Sundance Review: SACCHARINE is a Messy Take on Diet Culture
There is no magic weight loss pill. Or is there? In the era of Ozempic and other weight loss drugs, there has been a resurgence in the conversation around thinness as the ultimate achievement.
Almost no one is immune to this constant noise, and the protagonist of Saccharine is no exception. Hana is a medical student at war with herself.
Struggling to lose weight while suffering from a binge-eating disorder, Hana swings from eating a box of donuts to furiously working out at the gym under the watchful eye of her crush, who is of course super-hot and super-fit.
When she discovers a weight loss pill that promises near instant results with no work, Hana is immediately intrigued. Who wouldn’t be? But when she finds out this magic pill is actually full of cremains, (that’s right, human ashes,) she sees an opportunity to use her access to the cadaver lab at her medical school to her advantage.
As if that isn’t weird enough, the ghost of the person whose ashes she’s consuming starts to haunt her. Will this deter her from obtaining her dream body and her crush all in one fell swoop? No, I’m afraid it won’t.
While many pieces of media have asked how far someone would go to be thin/hot/perfect, Saccharine takes it places that are original and terrifying.
There are some truly disgusting visuals involving both food and dead bodies, sometimes interspersed with each other. While I really loved Hana and empathized with her motivation, the plot loses focus near the end, almost like there were too many places the story could go, and they tried to include all of them.
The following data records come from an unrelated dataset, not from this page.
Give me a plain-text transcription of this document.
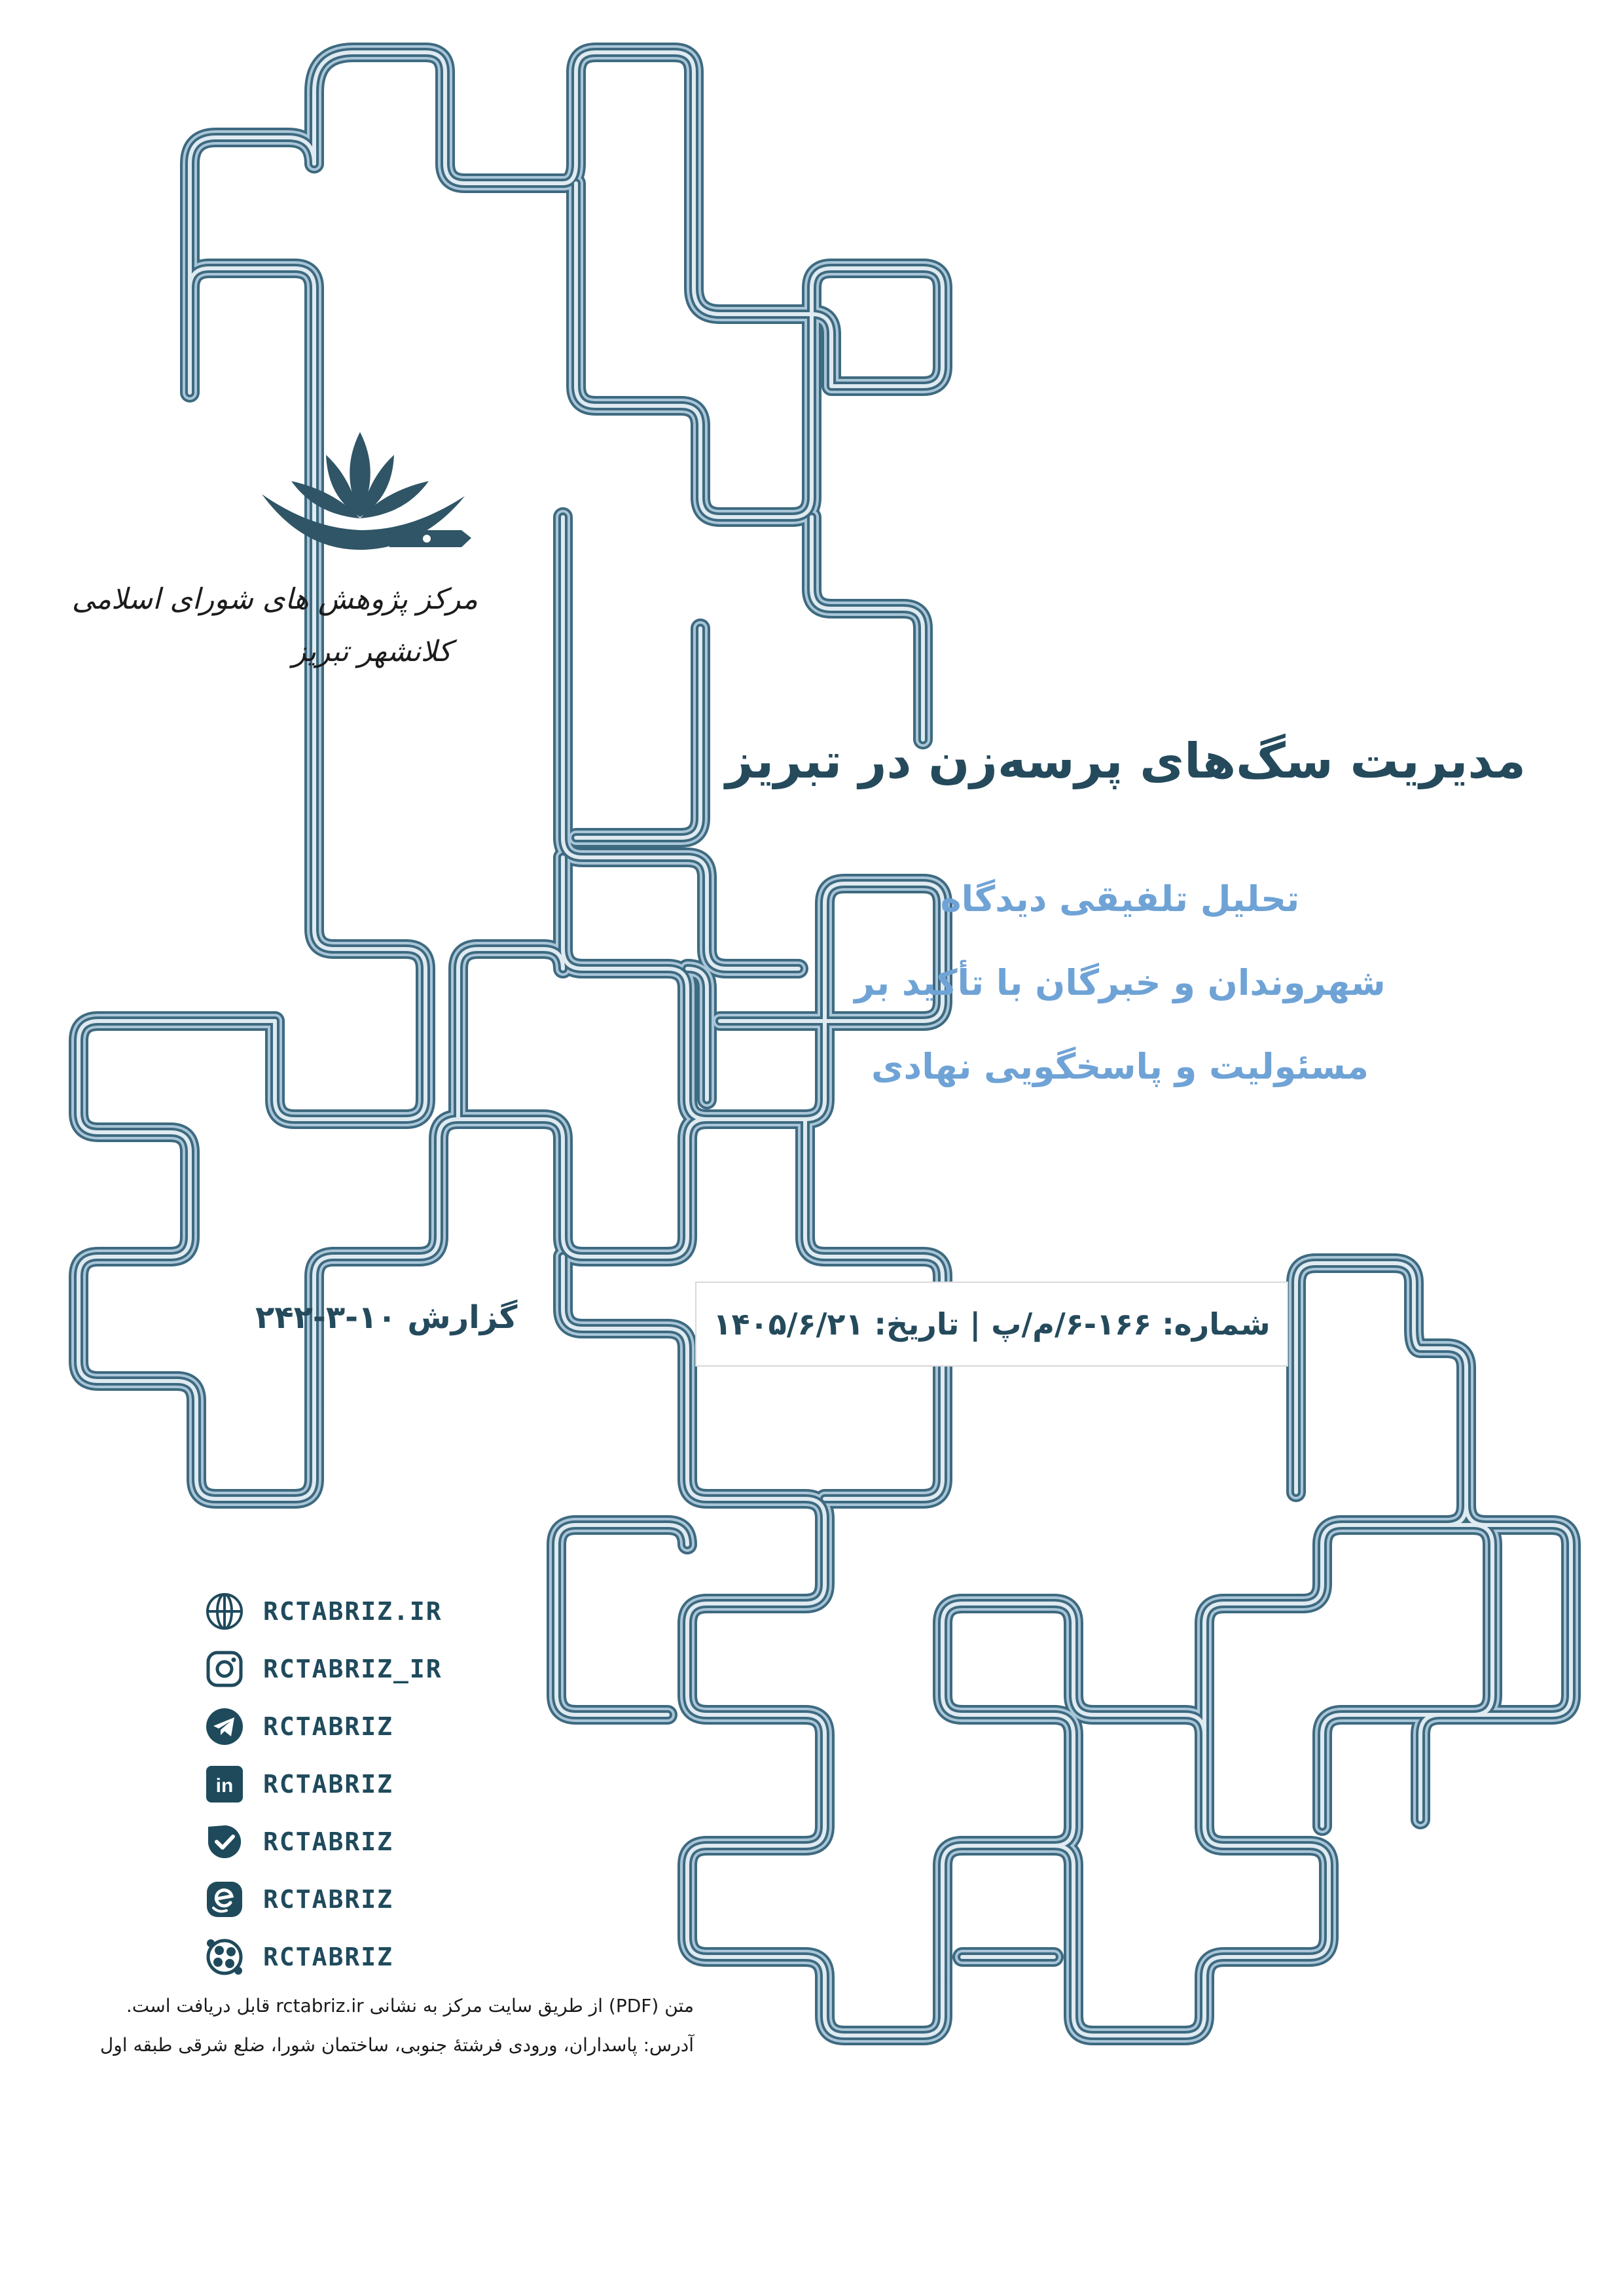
مرکز پژوهش های شورای اسلامی
کلانشهر تبریز
مدیریت سگ‌های پرسه‌زن در تبریز
تحلیل تلفیقی دیدگاه
شهروندان و خبرگان با تأکید بر
مسئولیت و پاسخگویی نهادی
گزارش ۱۰-۳-۲۴۲	شماره: ۱۶۶-۶/م/پ | تاریخ: ۱۴۰۵/۶/۲۱
RCTABRIZ.IR
RCTABRIZ_IR
RCTABRIZ
in RCTABRIZ
RCTABRIZ
RCTABRIZ
RCTABRIZ
متن (PDF) از طریق سایت مرکز به نشانی rctabriz.ir قابل دریافت است.
آدرس: پاسداران، ورودی فرشتهٔ جنوبی، ساختمان شورا، ضلع شرقی طبقه اول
There are also some truly bad prosthetics. While Hana’s body changes quite rapidly throughout the film and therefore justifies some prosthetics and makeukp, I fail to understand why they chose to have Hana’s dad, a large man suffering with diabetes, played by a thin actor done up in a full fatsuit, a la The Whale.
I appreciate the commentary on the horrors of beauty culture today, specifically around weight loss and striving for perfection, but I don’t think the movie leaves you with any sort of takeaway besides, “don’t eat the ashes of a dead person.” Which, I dunno, feels like it should be a no-brainer, even if you don’t end up getting haunted.
Here’s the description from the Sundance website:
Hana, a lovelorn medical student, becomes terrorized by a hungry ghost after taking part in an obscure weight loss craze: eating human ashes.
Natalie Erika James follows Relic (2020 Sundance Film Festival) with this revoltingly punchy, modern, and timely take on body horror. Through sickeningly syrupy scenes of literal and spiritual consumption, Midori Francis embodies Hana, a body-dysmorphic young woman bent on chasing her weight goal at all costs. The archetypal myth of the hungry ghost manifests literally, creating a uniquely tense atmosphere fit for a physically and metaphorically dangerous haunt.
The viscosity of James’ exploration of haunting and body horror in the era of accessible weight-loss medications is especially poignant, as Saccharine works to deconstruct weight and fatness as metrics by which we classify antagonism and personal shortcoming. What if the desperation to conform is a destructive consumption itself? What if we manifest our own bottomless specters?